We initially considered adding RNA sampling to our long-term time series, but there was one major problem: we didn’t know if there were short-term dynamics of RNA in freshwater. I’d just read a study in the ocean where huge changes in RNA were observed at different times of the day, as the bacteria adapted their metabolisms to take advantage of changing light conditions. I was concerned that if we tried to add RNA to our long-term sampling, we’d get different results depending on what time of day we sampled throughout the year. My professor’s response? “You should write a grant to study that!”
Fast-forward a year and a half.
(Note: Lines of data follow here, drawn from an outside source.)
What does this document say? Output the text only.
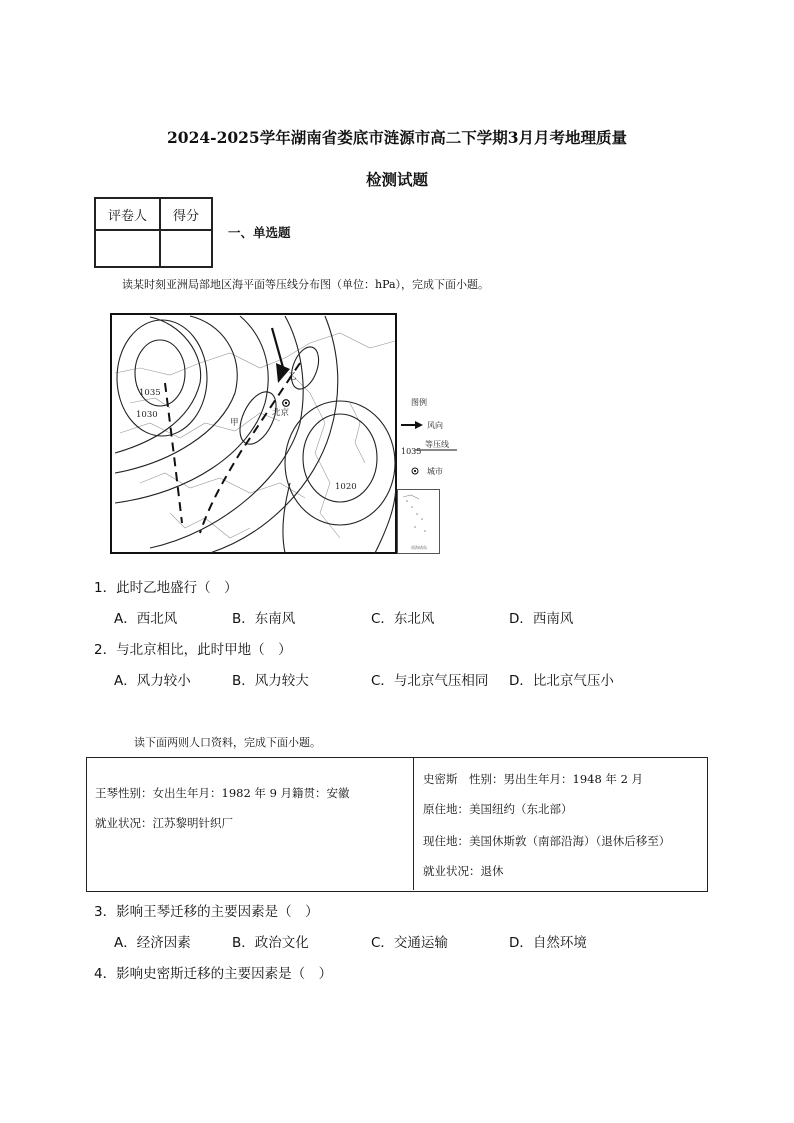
2024-2025学年湖南省娄底市涟源市高二下学期3月月考地理质量
检测试题
评卷人	得分

一、单选题
读某时刻亚洲局部地区海平面等压线分布图（单位：hPa），完成下面小题。
1035
1030
1020
甲
乙
北京
图例
风向
1035
等压线
城市
南海诸岛
1．此时乙地盛行（　）
A．西北风	B．东南风	C．东北风	D．西南风
2．与北京相比，此时甲地（　）
A．风力较小	B．风力较大	C．与北京气压相同 D．比北京气压小
读下面两则人口资料，完成下面小题。
王琴性别：女出生年月：1982 年 9 月籍贯：安徽
就业状况：江苏黎明针织厂
史密斯　性别：男出生年月：1948 年 2 月
原住地：美国纽约（东北部）
现住地：美国休斯敦（南部沿海）（退休后移至）
就业状况：退休
3．影响王琴迁移的主要因素是（　）
A．经济因素	B．政治文化	C．交通运输	D．自然环境
4．影响史密斯迁移的主要因素是（　）
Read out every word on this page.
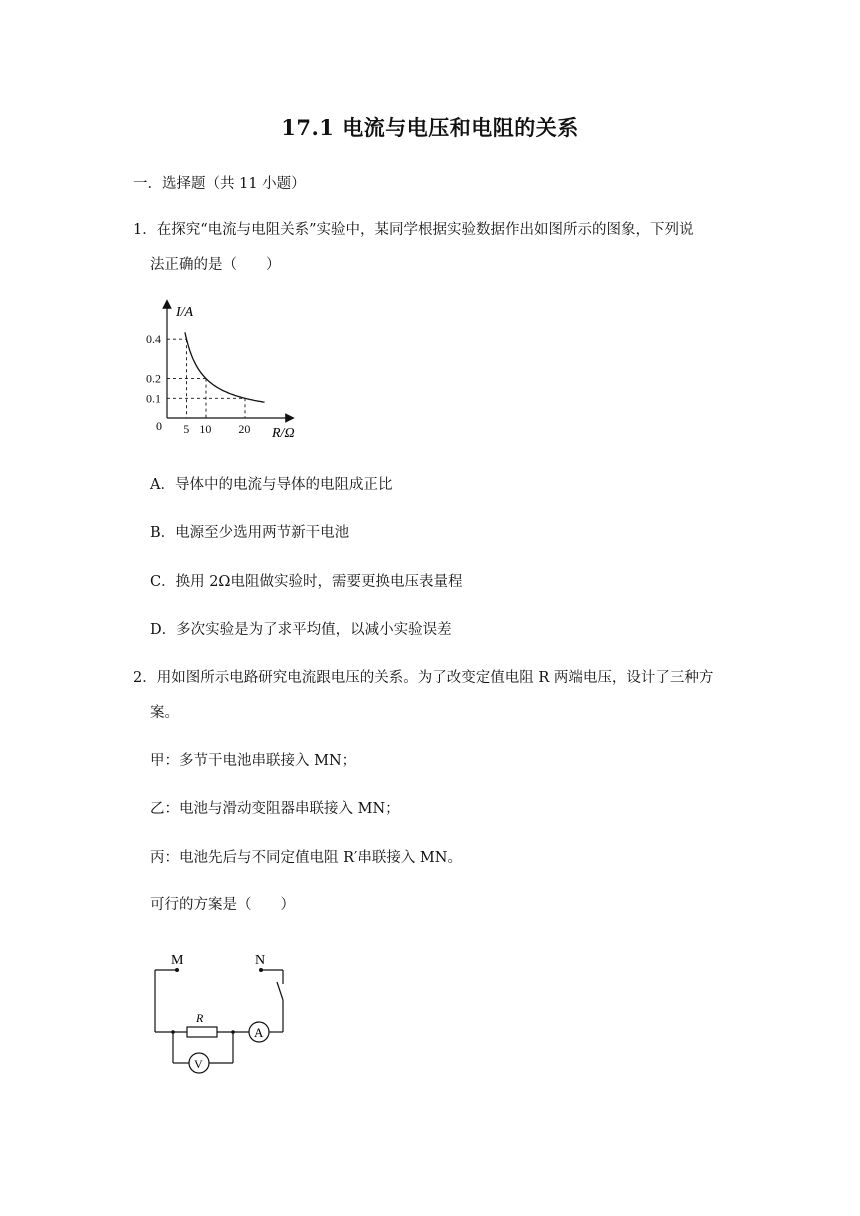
17.1 电流与电压和电阻的关系
一．选择题（共 11 小题）
1．在探究“电流与电阻关系”实验中，某同学根据实验数据作出如图所示的图象，下列说
法正确的是（　　）
0.4
5
0.2
10
0.1
20
I/A
R/Ω
0
A．导体中的电流与导体的电阻成正比
B．电源至少选用两节新干电池
C．换用 2Ω电阻做实验时，需要更换电压表量程
D．多次实验是为了求平均值，以减小实验误差
2．用如图所示电路研究电流跟电压的关系。为了改变定值电阻 R 两端电压，设计了三种方
案。
甲：多节干电池串联接入 MN；
乙：电池与滑动变阻器串联接入 MN；
丙：电池先后与不同定值电阻 R′串联接入 MN。
可行的方案是（　　）
M	N
R
A
V
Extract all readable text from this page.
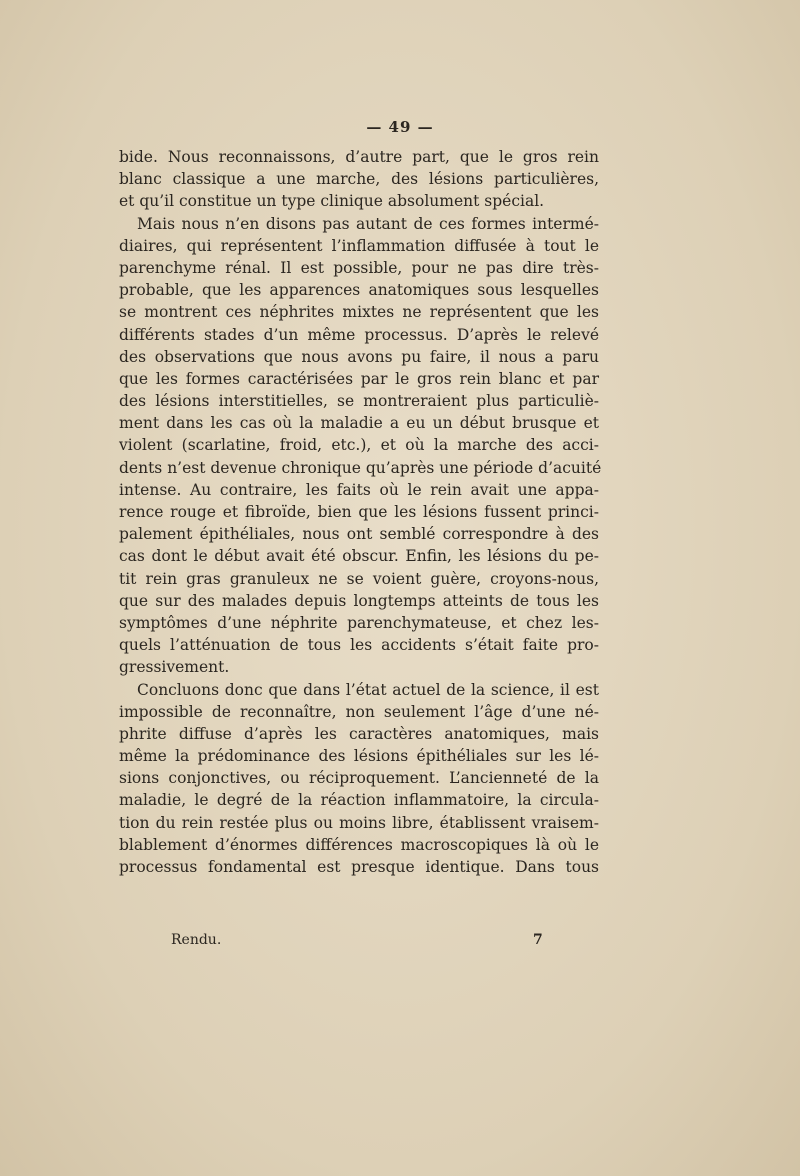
— 49 —
bide. Nous reconnaissons, d’autre part, que le gros rein
blanc classique a une marche, des lésions particulières,
et qu’il constitue un type clinique absolument spécial.
Mais nous n’en disons pas autant de ces formes intermé-
diaires, qui représentent l’inflammation diffusée à tout le
parenchyme rénal. Il est possible, pour ne pas dire très-
probable, que les apparences anatomiques sous lesquelles
se montrent ces néphrites mixtes ne représentent que les
différents stades d’un même processus. D’après le relevé
des observations que nous avons pu faire, il nous a paru
que les formes caractérisées par le gros rein blanc et par
des lésions interstitielles, se montreraient plus particuliè-
ment dans les cas où la maladie a eu un début brusque et
violent (scarlatine, froid, etc.), et où la marche des acci-
dents n’est devenue chronique qu’après une période d’acuité
intense. Au contraire, les faits où le rein avait une appa-
rence rouge et fibroïde, bien que les lésions fussent princi-
palement épithéliales, nous ont semblé correspondre à des
cas dont le début avait été obscur. Enfin, les lésions du pe-
tit rein gras granuleux ne se voient guère, croyons-nous,
que sur des malades depuis longtemps atteints de tous les
symptômes d’une néphrite parenchymateuse, et chez les-
quels l’atténuation de tous les accidents s’était faite pro-
gressivement.
Concluons donc que dans l’état actuel de la science, il est
impossible de reconnaître, non seulement l’âge d’une né-
phrite diffuse d’après les caractères anatomiques, mais
même la prédominance des lésions épithéliales sur les lé-
sions conjonctives, ou réciproquement. L’ancienneté de la
maladie, le degré de la réaction inflammatoire, la circula-
tion du rein restée plus ou moins libre, établissent vraisem-
blablement d’énormes différences macroscopiques là où le
processus fondamental est presque identique. Dans tous
Rendu.	7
I did write a grant, and that grant got funded (!), and here I was at the crack of dawn attempting to sample three lakes every 4 hours for 48 hours each, all within two weeks. See, that ocean study that inspired me used a sampling torpedo. They dropped it off in their current of choice and picked it up a week later, all samples safely stowed on board. I, on the other hand, convinced/begged/harassed everyone I could to help me with the fieldwork. With my amazing volunteers, all the equipment I could haul in a university vehicle, and much trepidation, we began sampling.
I was keenly aware of everything that could go wrong. But after that first timepoint, I felt like I had done everything I could, like I had pushed a start button and now just had to sit back and let events unfold. And amazingly, the field work went quite smoothly! Well, we had to reschedule one timepoint due to thunderstorms, and once the boat flooded and nearly sank in high winds, and there was the time I got stopped by law enforcement on suspicion of illegal night fishing – but I was ready for these things. Call me a pessimist, but that’s how field work is supposed to happen. You react and revise your plans, and you come back with your samples and some crazy stories.
By this point, the samples I collected last summer are nearly all processed and I’m just waiting on the RNA data. I’m excited to learn if bacteria in lakes show the same changes during the day as they do in oceans, and to see how their short term trends compare to the long-term trends we’ve been studying at LTER for years. And then maybe the next LTER grad student can take what I’ve learned and plan a super awesome multi-year RNA experiment!
Alexandra Linz is a PhD student in the Microbiology Doctoral Training Program at the University of Wisconsin – Madison. She works with Prof. Katherine McMahon studying bacterial carbon cycling in Wisconsin lakes. Alex is passionate about science outreach and also writes for her lab’s blog, uwmcmahonlab.wordpress.com. When not doing crazy experiments, Alex enjoys photography, playing guitar and piano, and reading science fiction.